Director of National Intelligence Avril Haines has until Monday to provide Congress with its first annual unclassified update on Unexplained Aerial Phenomena, the new term for UFOs, that includes all new UAP incidents over the past year and any previously unreported incidents.
The report was required by the 2022 Defense Bill that mandated that the DNI provide an annual declassified update and a classified annex by Oct. 31 of every year through 2026.
The update follows the DNI’s first-ever report released in June 2022 that listed 144 UAP incidents, only one of which could be explained. At a congressional hearing earlier this year Pentagon officials said that the number of UAP incidents under investigation had risen to more than 400.
While it is unclear how many new reports will be included in the upcoming update, a U.S. official told ABC News that the most recent UAP incidents can be explained as a mix of weather balloons, airborne clutter, and foreign surveillance. But the official stressed that other incidents still cannot be explained.
The official added that it cannot be determined who is behind the foreign surveillance but the most likely candidates would be China and Russia since they have the most interest in monitoring the U.S. military.
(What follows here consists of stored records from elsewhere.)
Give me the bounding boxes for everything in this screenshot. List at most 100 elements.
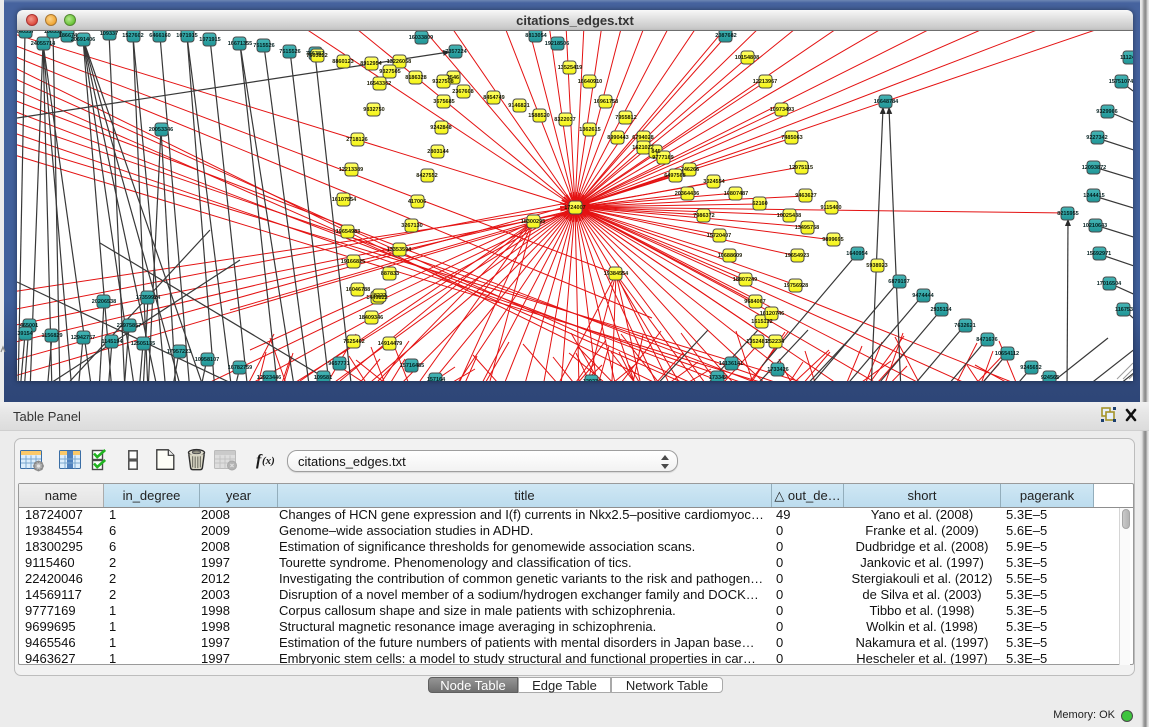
svg-text:9329966: 9329966 — [1096, 109, 1117, 115]
svg-text:1527602: 1527602 — [122, 33, 143, 39]
svg-text:12213389: 12213389 — [339, 167, 363, 173]
svg-text:16046788: 16046788 — [346, 287, 370, 293]
svg-text:9832750: 9832750 — [363, 107, 384, 113]
svg-text:1362615: 1362615 — [579, 127, 600, 133]
svg-text:62160: 62160 — [752, 201, 767, 207]
svg-text:18409346: 18409346 — [359, 315, 383, 321]
svg-text:19384554: 19384554 — [604, 271, 629, 277]
svg-text:16648784: 16648784 — [874, 99, 899, 105]
svg-text:2718126: 2718126 — [346, 137, 367, 143]
svg-text:116753: 116753 — [1115, 307, 1133, 313]
svg-text:9327505: 9327505 — [379, 69, 400, 75]
svg-text:20206538: 20206538 — [92, 299, 116, 305]
svg-text:23975857: 23975857 — [117, 323, 141, 329]
svg-text:109337: 109337 — [100, 31, 118, 37]
svg-text:7515526: 7515526 — [279, 49, 300, 55]
svg-text:9684067: 9684067 — [744, 299, 765, 305]
svg-text:15751074: 15751074 — [1109, 79, 1133, 85]
svg-text:18300295: 18300295 — [521, 219, 545, 225]
svg-text:9463627: 9463627 — [795, 193, 816, 199]
svg-text:19166825: 19166825 — [341, 259, 365, 265]
svg-text:16543362: 16543362 — [367, 81, 391, 87]
svg-text:1724007: 1724007 — [564, 205, 585, 211]
svg-text:8813054: 8813054 — [525, 33, 547, 39]
svg-text:20691406: 20691406 — [71, 37, 95, 43]
svg-text:12942757: 12942757 — [71, 335, 95, 341]
svg-text:9657771: 9657771 — [328, 361, 349, 367]
svg-text:129234: 129234 — [583, 379, 602, 381]
svg-text:16782759: 16782759 — [228, 365, 252, 371]
svg-text:3024554: 3024554 — [703, 179, 725, 185]
svg-text:12923446: 12923446 — [257, 375, 281, 381]
svg-text:9245652: 9245652 — [1020, 365, 1041, 371]
svg-text:2087682: 2087682 — [715, 33, 736, 39]
svg-text:12505135: 12505135 — [131, 341, 155, 347]
svg-text:9899695: 9899695 — [822, 237, 843, 243]
svg-text:9115460: 9115460 — [820, 205, 841, 211]
svg-text:9327508: 9327508 — [432, 79, 453, 85]
svg-text:8186328: 8186328 — [405, 75, 426, 81]
svg-text:18807249: 18807249 — [733, 277, 757, 283]
svg-text:(x): (x) — [262, 455, 275, 467]
svg-text:15716485: 15716485 — [400, 363, 424, 369]
svg-text:19654923: 19654923 — [785, 253, 809, 259]
svg-text:1145194: 1145194 — [101, 339, 123, 345]
svg-text:20364436: 20364436 — [675, 191, 699, 197]
svg-text:16033809: 16033809 — [409, 35, 433, 41]
svg-text:7625402: 7625402 — [343, 339, 364, 345]
svg-text:13353594: 13353594 — [387, 247, 412, 253]
svg-text:8222: 8222 — [374, 293, 386, 299]
svg-text:13226058: 13226058 — [387, 59, 411, 65]
svg-text:20053346: 20053346 — [149, 127, 173, 133]
svg-text:16107554: 16107554 — [332, 197, 357, 203]
svg-text:13495758: 13495758 — [795, 225, 819, 231]
svg-text:15720407: 15720407 — [707, 233, 731, 239]
svg-text:1156829: 1156829 — [41, 333, 62, 339]
svg-text:10973493: 10973493 — [770, 107, 794, 113]
svg-text:16640910: 16640910 — [578, 79, 602, 85]
svg-text:7986372: 7986372 — [693, 213, 714, 219]
svg-text:17016504: 17016504 — [1097, 281, 1122, 287]
svg-text:173342: 173342 — [709, 375, 727, 381]
svg-text:8471676: 8471676 — [976, 337, 997, 343]
svg-text:14914479: 14914479 — [378, 341, 402, 347]
svg-text:14136141: 14136141 — [719, 361, 743, 367]
svg-text:157164: 157164 — [427, 377, 446, 381]
svg-text:10154808: 10154808 — [735, 55, 759, 61]
svg-text:12975115: 12975115 — [789, 165, 813, 171]
svg-text:6466160: 6466160 — [149, 33, 170, 39]
svg-text:1352481: 1352481 — [746, 339, 767, 345]
svg-text:1071915: 1071915 — [176, 33, 197, 39]
svg-text:16671355: 16671355 — [228, 41, 252, 47]
svg-text:8912954: 8912954 — [360, 61, 382, 67]
svg-text:19756928: 19756928 — [784, 283, 808, 289]
svg-text:19654983: 19654983 — [336, 229, 360, 235]
svg-text:7357224: 7357224 — [445, 49, 467, 55]
svg-text:7515526: 7515526 — [253, 43, 274, 49]
svg-text:10807487: 10807487 — [724, 191, 748, 197]
svg-text:9242848: 9242848 — [430, 125, 451, 131]
svg-text:16120746: 16120746 — [760, 311, 784, 317]
svg-text:19218506: 19218506 — [545, 41, 569, 47]
svg-text:16961758: 16961758 — [594, 99, 618, 105]
svg-text:2935114: 2935114 — [930, 307, 952, 313]
svg-text:17957223: 17957223 — [167, 349, 191, 355]
svg-text:8860123: 8860123 — [332, 59, 353, 65]
svg-text:3267130: 3267130 — [401, 223, 422, 229]
svg-text:1733426: 1733426 — [767, 367, 788, 373]
svg-text:10025438: 10025438 — [777, 213, 801, 219]
svg-text:24055714: 24055714 — [31, 41, 56, 47]
svg-text:240557: 240557 — [17, 31, 34, 35]
svg-text:10654112: 10654112 — [995, 351, 1019, 357]
svg-text:9474444: 9474444 — [912, 293, 934, 299]
svg-text:8215955: 8215955 — [1057, 211, 1078, 217]
svg-text:10688609: 10688609 — [718, 253, 742, 259]
svg-text:2367608: 2367608 — [452, 89, 473, 95]
svg-text:2803144: 2803144 — [427, 149, 449, 155]
svg-text:13525419: 13525419 — [558, 65, 582, 71]
svg-text:9777169: 9777169 — [652, 155, 673, 161]
svg-text:111240: 111240 — [1120, 55, 1133, 61]
svg-text:417006: 417006 — [408, 199, 426, 205]
svg-text:7632621: 7632621 — [954, 323, 975, 329]
svg-text:3675685: 3675685 — [433, 99, 454, 105]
“There is no single explanation that addresses the majority of UAP reports,” Sue Gough, a Defense Department spokesperson, said in a statement. “We are collecting as much data as we can, following the data where it leads, and will share our findings whenever possible. We will not rush to conclusions in our analysis”
“In many cases, observed phenomena are classified as ‘unidentified’ simply because sensors were not able to collect enough information to make a positive attribution,” said Gough. “We are working to mitigate these shortfalls for the future and to ensure we have sufficient data for our analysis.”
Analysis of more recent UAP incidents is helped by the amount of information and data available as compared to older incidents.
The U.S. official told ABC News that two of the three videos declassified by the Pentagon in 2020 and recorded from the sensors aboard fighter aircraft now have plausible explanations.
In the “Go Fast” video Navy pilots are heard exclaiming how fast an object is moving above the water. According to the U.S. official, the leading assessment from experts is that what the pilots saw on their video screens was actually an optical illusion of an object that was not moving very fast at all. The illusion was created by the angle and height at which the object was viewed by the sensors as it moved above the water.
The “gimbal” video taken in 2015 by a jet fighter crew that shows an object rotating in the clouds. The official says it’s now believed that the object’s strange movements and observed spinning was caused by the sensor aboard the plane that captured that image.
There is no assessment for what is being seen in the third video commonly referred to as the “Flir” video that was taken in 2004.
The general public’s appetite for UFOs is sure to continue, and just last week NASA announced the 16 people who would serve on a new panel tasked with studying UAPs. Their report, based on unclassified information, is slated to be released in mid-2023.